Un point de vue. L’Iran resserre son étau, Israël contraint à un combat direct

L’Iran resserre son étau, Israël contraint à un combat direct

Pour comprendre pourquoi Israël bombarde Beyrouth au lieu d’affronter le Hezbollah sur le terrain, il faut d’abord analyser la réalité du front dans le sud du Liban.

Le cimetière de Merkava

Depuis le 2 mars 2026, le Hezbollah mène une guerre d’usure méthodique contre les véhicules blindés de Tsahal dans le sud du Liban. Les chiffres (compilés par des analystes OSINT suivant la géolocalisation des frappes) sont éloquents :

Depuis le début des opérations terrestres, entre 100 et 115 chars Merkava ont été touchés, endommagés ou détruits.

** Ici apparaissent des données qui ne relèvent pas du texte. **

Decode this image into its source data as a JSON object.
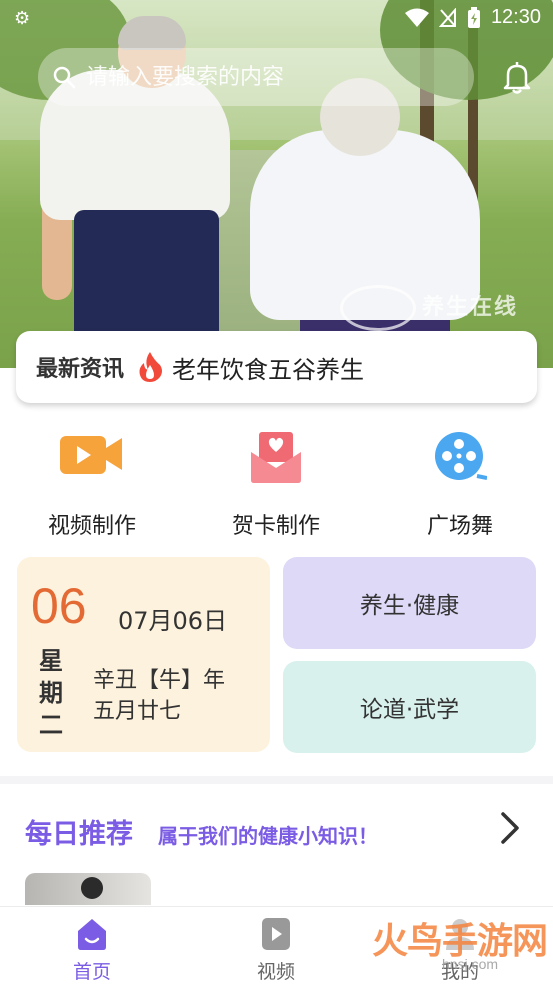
{
  "status_bar": {
    "time": "12:30"
  },
  "search": {
    "placeholder": "请输入要搜索的内容"
  },
  "banner": {
    "watermark": "养生在线"
  },
  "news": {
    "title": "最新资讯",
    "headline": "老年饮食五谷养生"
  },
  "features": [
    {
      "label": "视频制作",
      "icon": "video-camera-icon"
    },
    {
      "label": "贺卡制作",
      "icon": "greeting-card-icon"
    },
    {
      "label": "广场舞",
      "icon": "film-reel-icon"
    }
  ],
  "calendar": {
    "day": "06",
    "date": "07月06日",
    "weekday": "星期二",
    "lunar_year": "辛丑【牛】年",
    "lunar_date": "五月廿七"
  },
  "tiles": {
    "health": "养生·健康",
    "martial": "论道·武学"
  },
  "daily": {
    "title": "每日推荐",
    "subtitle": "属于我们的健康小知识！"
  },
  "nav": [
    {
      "label": "首页",
      "active": true
    },
    {
      "label": "视频",
      "active": false
    },
    {
      "label": "我的",
      "active": false
    }
  ],
  "corner_watermark": {
    "main": "火鸟手游网",
    "url": "hnsj.com"
  },
  "colors": {
    "accent": "#7b5ce4",
    "calendar_day": "#e46a35",
    "health_tile": "#ddd9f7",
    "martial_tile": "#d9f1ed",
    "calendar_bg": "#fdf2dd"
  }
}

Pic critique : 21 chars Merkava touchés en moins de 24 heures le 26 mars 2026, le long des axes Taybeh-Qantara et Deir Seryan.

• Nombre total de cibles visées : Plus de 150 cibles blindées (dont des véhicules blindés de transport de troupes Namer, des bulldozers D9 et des positions fortifiées).

_Bien que ces chiffres proviennent de communiqués du Hezbollah (Al-Manar, Al-Mayadeen), des dizaines de frappes ont été confirmées de manière indépendante par géolocalisation OSINT dans des zones comme Beaufort, Haddatha et Yahmur al-Shaqif._

Des chars d’assaut à 6 millions de dollars capables de neutraliser les armes

L’efficacité au sol du Hezbollah repose en grande partie sur le déploiement massif de drones FPV guidés par fibre optique .

L’avantage : Ils transmettent par câble, ce qui les rend totalement immunisés contre la guerre électronique et le brouillage radio.

Le coût : environ 300 dollars par drone, contre 4 millions de dollars pour un Merkava Mk4.

•Le combat de Tsahal :

Un taux d’adaptation très lent dans l’installation de grilles de protection supérieures (« cages de protection »), laissant les toits des véhicules très vulnérables aux frappes verticales lorsqu’ils sont combinés avec les missiles antichars guidés Almas et Kornet (ATGM).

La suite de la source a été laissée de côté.